Our friend the shekere can be a fairly boisterous chatterer. The sound of the beaded net slapping against the hollow gourd has sharp, high frequency transients while the low-end boom emanating from the mouth of the gourd as it is struck on the base is somewhat subtle. Your primary mike (good choices include the Shure SM57, Audix D2 or similar mikes) should be positioned between 3" to 6" in front of the shekere to start. This distance can be varied during the performance to achieve different dynamics. If there are enough inputs available on the console, you could opt to accentuate that delicious, melodic low-end boom by putting up an additional mike close to the opening at the top of the gourd, being careful to leave enough room to move around. Angle the mike strategically downward and aim it at the mouth of the instrument (Fig. 5, above). This technique is especially good for capturing melodic conversations between several shekeres.

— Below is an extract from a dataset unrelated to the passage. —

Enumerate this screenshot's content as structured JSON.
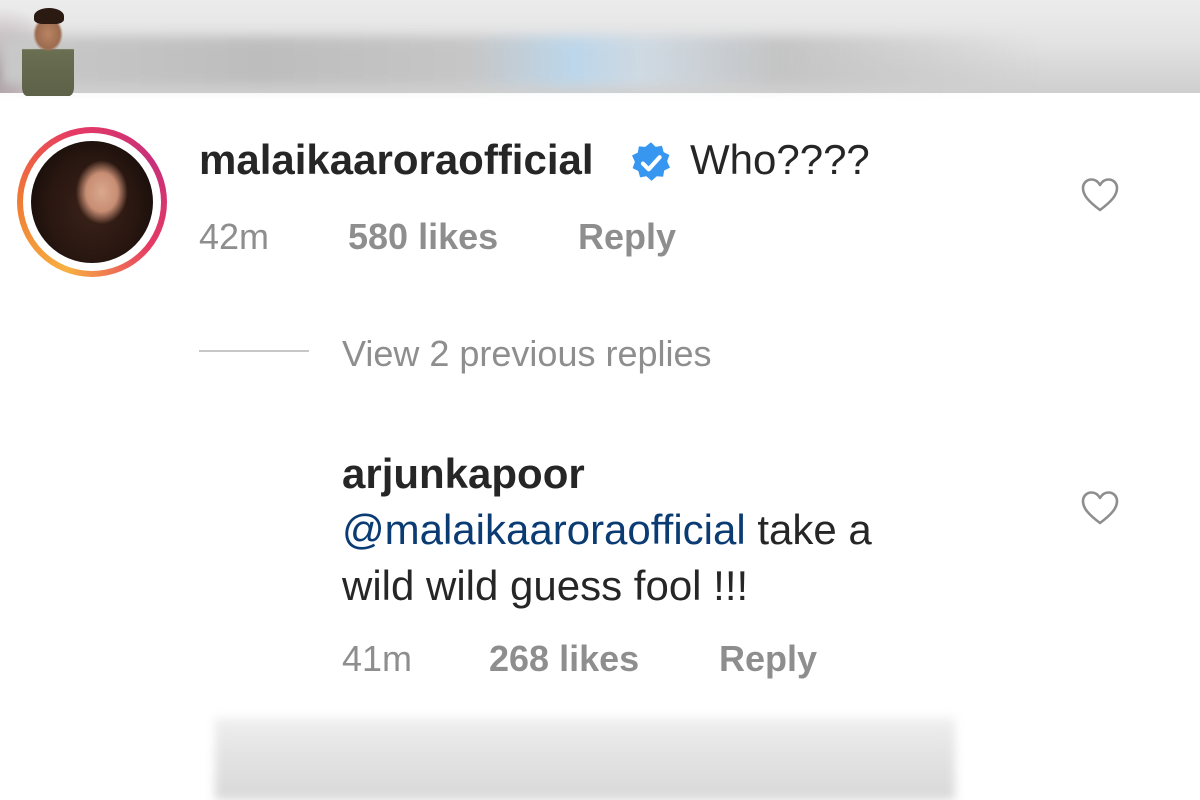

Let’s take a gander at the cajon. How do you mike a wooden box? These square and trapezoidal wooden boxes typically have an opening at the bottom or a sound hole in the back. They project sound somewhat like bass drums and can be miked in a similar fashion. Take a mike that is designed to accentuate bass frequencies (a good tom mike like the Sennheiser E604, the MD 421, or a bass drum mike like the D112 come to mind) and place it just outside the opening or sound hole to pick up the lows. For smaller cajons, clip-on micro condensers like AKG’s C418 and Shure’s SM98 attached to the sound hole will have a lower profile and work well. If you want to capture attack on the playing surface, take a mike like the SM57 or a Beta 57 and place it about 6" from the top surface of the cajon, approximately 2" to 3" in from the edge. Angle it toward the playing action to pick up the slaps and tone.

On With The Show!

We’ve covered a lot of ground here, and that isn’t even the tip of the iceberg when it comes to representing all the hand percussion out there. But it should give you a good idea of where to start with these instruments and others in similar classifications. Remember that ultimately your ears will be the best judge when it comes to miking anything. Use them, develop them, care for them and trust them. I’ve suggested a few good live sound mikes to use, but by no means is our selection comprehensive. Just remember to always use unidirectional microphones onstage and to be aware of sound system basics to avoid feedback (which makes everyone edgy). Diplomacy when dealing with your live sound engineer is always recommended. You want them on your side. Now go out there and be heard.